The order states that the original 2026 Development Consent Order contained correctable errors within the meaning of paragraph 1(3) of Schedule 4 to the Planning Act 2008. That matters because Schedule 4 provides the statutory route for limited post-making corrections where drafting defects or omissions need to be put right. According to the instrument, the Secretary of State received a written request from the applicant before the end of the relevant statutory period, as required by paragraph 1(5)(a) and paragraph 1(6)(a) of Schedule 4. The order also records that the relevant local planning authorities were informed that the request had been received, in line with paragraph 1(7).
The legal power used is set out expressly in the instrument. The Secretary of State made the correction order under section 119 of the Planning Act 2008 and paragraph 1(4) and (8) of Schedule 4 to that Act. Article 2 then explains how the corrections are applied. Rather than rewriting the entire consent, the instrument uses a schedule table showing where each correction is made, how it is made, and the wording to be substituted, inserted or omitted. For anyone relying on the consent, the operative text now sits across the original order and this correction instrument read together.
The explanatory note is concise but important. It confirms that the purpose of the instrument is to correct errors and omissions in SI 2026/537 following an applicant request made under Schedule 4 to the 2008 Act. In practical terms, that means the government has used the statutory correction process rather than any wider amendment procedure. For project promoters, advisers, contractors and affected land interests, the immediate task is not to revisit the principle of the scheme, but to check the corrected drafting now in force from 27 May 2026.
For local authorities and other public bodies, the order is a reminder that development consent orders remain highly technical legal documents even after they are made. Small textual errors can affect interpretation of requirements, land references, powers or procedural steps, which is why the Planning Act includes a defined correction mechanism. The legislation excerpt provided here does not reproduce the schedule entries themselves, so the precise wording changes sit in the schedule to the correction order rather than in the opening articles. In practice, any decision-making, compliance review or implementation work linked to the A46 Coventry Junctions (Walsgrave) scheme should therefore be checked against both instruments, not SI 2026/537 alone.
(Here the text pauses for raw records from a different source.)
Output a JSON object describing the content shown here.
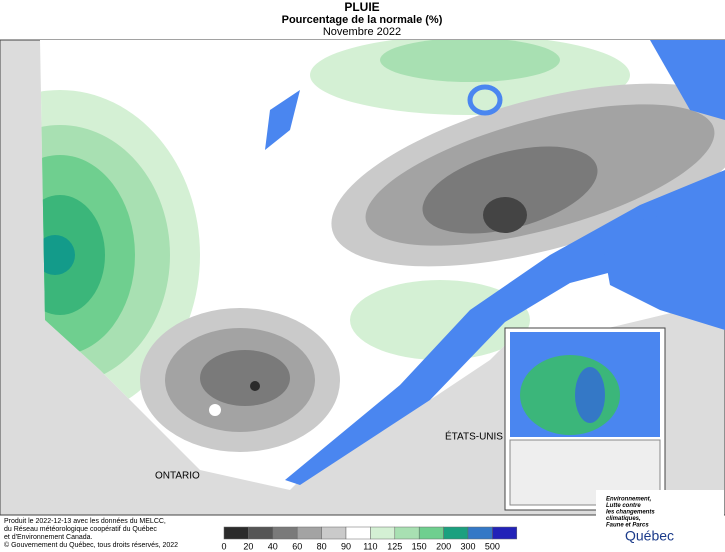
{
  "header": {
    "title": "PLUIE",
    "subtitle": "Pourcentage de la normale (%)",
    "period": "Novembre 2022"
  },
  "map": {
    "labels": [
      "ONTARIO",
      "ÉTATS-UNIS"
    ]
  },
  "legend": {
    "ticks": [
      0,
      20,
      40,
      60,
      80,
      90,
      110,
      125,
      150,
      200,
      300,
      500
    ],
    "colors": [
      "#2b2b2b",
      "#555555",
      "#7a7a7a",
      "#a3a3a3",
      "#cacaca",
      "#ffffff",
      "#d4f0d4",
      "#a8e0b2",
      "#6fcf8f",
      "#1ba07f",
      "#3478c6",
      "#2222b8"
    ]
  },
  "footer": {
    "credits": [
      "Produit le 2022-12-13 avec les données du MELCC,",
      "du Réseau météorologique coopératif du Québec",
      "et d'Environnement Canada."
    ],
    "copyright": "© Gouvernement du Québec, tous droits réservés, 2022"
  },
  "logo": {
    "ministry": [
      "Environnement,",
      "Lutte contre",
      "les changements",
      "climatiques,",
      "Faune et Parcs"
    ],
    "name": "Québec"
  }
}
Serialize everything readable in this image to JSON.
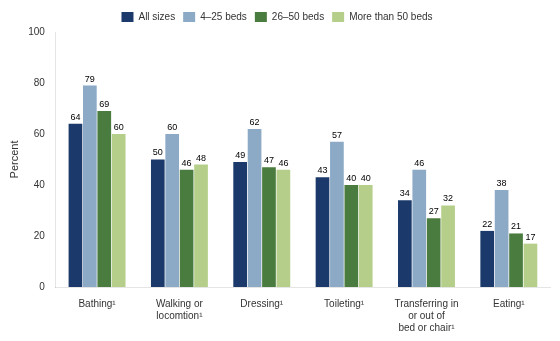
{
  "chart_data": {
    "type": "bar",
    "categories": [
      "Bathing¹",
      "Walking or\nlocomtion¹",
      "Dressing¹",
      "Toileting¹",
      "Transferring in\nor out of\nbed or chair¹",
      "Eating¹"
    ],
    "series": [
      {
        "name": "All sizes",
        "color": "#1b3a6b",
        "values": [
          64,
          50,
          49,
          43,
          34,
          22
        ]
      },
      {
        "name": "4–25 beds",
        "color": "#8ca9c5",
        "values": [
          79,
          60,
          62,
          57,
          46,
          38
        ]
      },
      {
        "name": "26–50 beds",
        "color": "#4a7c3f",
        "values": [
          69,
          46,
          47,
          40,
          27,
          21
        ]
      },
      {
        "name": "More than 50 beds",
        "color": "#b5cf8a",
        "values": [
          60,
          48,
          46,
          40,
          32,
          17
        ]
      }
    ],
    "ylabel": "Percent",
    "ylim": [
      0,
      100
    ],
    "yticks": [
      0,
      20,
      40,
      60,
      80,
      100
    ],
    "grid": false,
    "legend": "top",
    "data_labels": true
  }
}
The instrument was signed on behalf of the Secretary of State for Transport by Natasha Kopala, Head of the Transport and Works Act Orders Unit, on 22 May 2026. That signature confirms the formal administrative route used for the correction. For readers tracking infrastructure planning decisions, the key point is straightforward. From 27 May 2026, the legally relevant version of the A46 Coventry Junctions (Walsgrave) consent is the original 2026 order as amended by the correction order published on legislation.gov.uk.